Marketing
Marketing includes everything you do to promote your book, from the summary and review quotes on your cover to your author website, Amazon book detail page, and social media presence. It also includes advertising and giving away free copies for review.
These pages will focus on all of the above, except for social media, which is a topic big enough to warrant its own site.

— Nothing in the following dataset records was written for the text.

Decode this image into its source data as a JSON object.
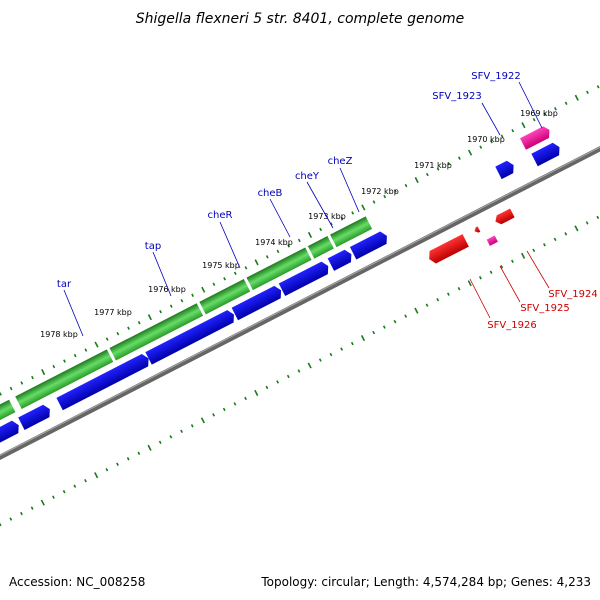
{
  "title": "Shigella flexneri 5 str. 8401, complete genome",
  "footer": {
    "accession": "Accession: NC_008258",
    "topology": "Topology: circular; Length: 4,574,284 bp; Genes: 4,233"
  },
  "colors": {
    "forward_label": "#0000bb",
    "reverse_label": "#cc0000",
    "cds_green": "#2a9a2a",
    "cds_blue": "#0000ee",
    "cds_red": "#ee0000",
    "cds_pink": "#ee1199",
    "backbone": "#777777",
    "ticks": "#1a7a1a"
  },
  "scale_labels": [
    "1969 kbp",
    "1970 kbp",
    "1971 kbp",
    "1972 kbp",
    "1973 kbp",
    "1974 kbp",
    "1975 kbp",
    "1976 kbp",
    "1977 kbp",
    "1978 kbp"
  ],
  "gene_labels": {
    "forward": [
      "SFV_1922",
      "SFV_1923",
      "cheZ",
      "cheY",
      "cheB",
      "cheR",
      "tap",
      "tar"
    ],
    "reverse": [
      "SFV_1924",
      "SFV_1925",
      "SFV_1926"
    ]
  }
}
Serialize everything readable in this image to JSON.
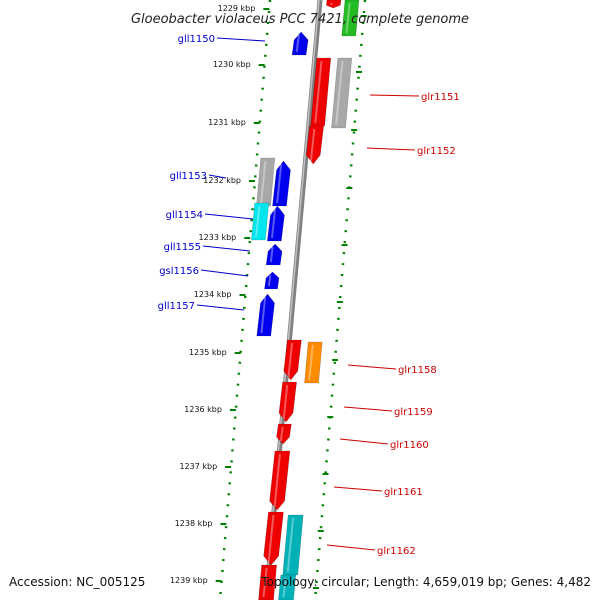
{
  "title": "Gloeobacter violaceus PCC 7421, complete genome",
  "accession": "Accession: NC_005125",
  "topology": "Topology: circular; Length: 4,659,019 bp; Genes: 4,482",
  "ticks": [
    "1229 kbp",
    "1230 kbp",
    "1231 kbp",
    "1232 kbp",
    "1233 kbp",
    "1234 kbp",
    "1235 kbp",
    "1236 kbp",
    "1237 kbp",
    "1238 kbp",
    "1239 kbp"
  ],
  "left_genes": [
    "gll1150",
    "gll1153",
    "gll1154",
    "gll1155",
    "gsl1156",
    "gll1157"
  ],
  "right_genes": [
    "glr1151",
    "glr1152",
    "glr1158",
    "glr1159",
    "glr1160",
    "glr1161",
    "glr1162"
  ],
  "colors": {
    "left_label": "#0000cc",
    "right_label": "#cc0000",
    "backbone": "#808080",
    "tick": "#008000",
    "blue": "#0000ee",
    "red": "#ee0000",
    "grey": "#a8a8a8",
    "cyan": "#00e5ee",
    "orange": "#ff8c00",
    "teal": "#00b2b8",
    "green": "#22bb22"
  }
}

If you want to promote your work on Facebook, LinkedIn, Twitter, Instagram or other social media, take a look at some of the following resources:
- The Author Marketing Experts blog
- Ingram has some tips for getting started.
Keep in mind that social media promotion requires hours of weekly commitment, and in some cases, strong technical knowledge and an understand of how to work with (or around) ever-shifting ad rules and guidelines.
If you’re not up for this kind of commitment, consider hiring a promotional firm to manage your campaigns.
When Marketing Starts
Your marketing starts as soon as you choose the topic or genre for your book. Once you’ve chosen that, you’ve chosen your audience. You should be building your marketing strategy as you write, not as an afterthought when your book is complete.
Consider the following questions as you write, do research, and keep notes.
- Who is my audience? Write a description. You will be appealing to these people later when you try to sell your book, so you should know who they are.
- Where do they spend time online? Compile a list and try to become active in those communities, whether they’re dedicated sites, groups on Facebook or Quora or LinkedIn, subreddits, etc.
- Which books in your category are successful? You can find out on Amazon. Note the authors and titles, because you’ll be targeting ads against them later on Amazon, Facebook, or other platforms. Note what the covers look like, because your cover will have to tell readers at a glance that your title fits into this category. Note the book summaries and how they are promoted. What do they offer to the reader? Your summary (and your bio, particularly if you’re writing non-fiction) should convey the same sense of value or interest to the same audience.
If you take a break from your writing now and then to compile this information, you won’t be so overwhelmed when it’s time to start actively marketing.